Containers-roadmap: [ECR][request] Image security scanning return 'undefined'

Thanks for reporting this @zanhsieh! In order for us to be able to reproduce this, can you share some more details, what image or repo are we talking about? (if you can't or don't want to share here in public, you could mail the info to me via [email protected]). Also, FWIW, we're in the process of testing the fix for https://github.com/coreos/clair/issues/863#issuecomment-545598609.

@mhausenblas
Email sent.

Here is the recap of email I sent to @mhausenblas on how to reproduce it using only public available resource:

I managed to find some way to reproduce "undefined" error.

Dockerfile.debian

FROM debian:jessie

RUN set -eux && \
apt-get update && \
apt-get install sqlite3=3.8.7.1-1+deb8u2 \
sqlite3=3.8.7.1-1+deb8u4

Build with:

docker build -t mingchin-test/debian:jessie -f Dockerfile.debian .

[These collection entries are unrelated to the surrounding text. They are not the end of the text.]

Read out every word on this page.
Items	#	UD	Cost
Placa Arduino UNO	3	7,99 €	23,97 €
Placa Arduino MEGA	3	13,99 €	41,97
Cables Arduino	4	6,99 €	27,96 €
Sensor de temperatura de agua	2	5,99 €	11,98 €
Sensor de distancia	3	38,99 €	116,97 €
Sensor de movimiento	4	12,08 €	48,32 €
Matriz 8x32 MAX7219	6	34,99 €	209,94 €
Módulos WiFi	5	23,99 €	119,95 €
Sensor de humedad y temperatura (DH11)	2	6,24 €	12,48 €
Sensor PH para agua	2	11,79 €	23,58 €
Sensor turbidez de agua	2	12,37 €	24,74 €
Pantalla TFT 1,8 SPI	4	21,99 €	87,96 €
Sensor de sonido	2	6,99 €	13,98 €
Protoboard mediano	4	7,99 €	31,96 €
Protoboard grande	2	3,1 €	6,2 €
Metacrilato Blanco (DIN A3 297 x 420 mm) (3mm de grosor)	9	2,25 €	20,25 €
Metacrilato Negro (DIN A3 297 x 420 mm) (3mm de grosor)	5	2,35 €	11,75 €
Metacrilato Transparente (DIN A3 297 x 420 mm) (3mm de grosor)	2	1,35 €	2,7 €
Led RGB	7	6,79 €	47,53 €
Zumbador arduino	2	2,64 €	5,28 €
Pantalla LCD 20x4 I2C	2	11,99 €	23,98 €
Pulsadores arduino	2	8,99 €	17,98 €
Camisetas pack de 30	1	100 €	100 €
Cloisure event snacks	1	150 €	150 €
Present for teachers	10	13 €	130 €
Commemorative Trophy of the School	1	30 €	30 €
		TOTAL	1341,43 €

Then re-tag and push into ECR, select image, and click Scan. It suppose show "17 Low + 70 others (details)". Click "details" and scroll down to bottom of pages you should find lots of "undefined".

Same here. Majority of the vulnerabilities are UNDEFINED in my case for most of the images.

Thanks for bringing this to our attention. I have replicated this issue using @zanhsieh 's Dockerfile, and we identified a subset of vulnerabilities were not being correctly assigned a severity.

This is because the XML NVD Vulnerability data-feed has been deprecated. The following Clair commit fixes this issue: https://github.com/coreos/clair/commit/aab46f5658cf5a75262945033cb41d93af5f2131. We will submit a PR in the coming days to include this change in Clair's 2.0 release branch.

We are actively working to get this fix rolled out as quickly as possible which should result in a sharp decrease of UNDEFINED severities appearing in scans. I will update this issue once the fix has been applied.

We deployed a fix today that improves the vulnerability severity assignment. You should see a reduction in the number of UNDEFINED vulnerabilities for scanned images.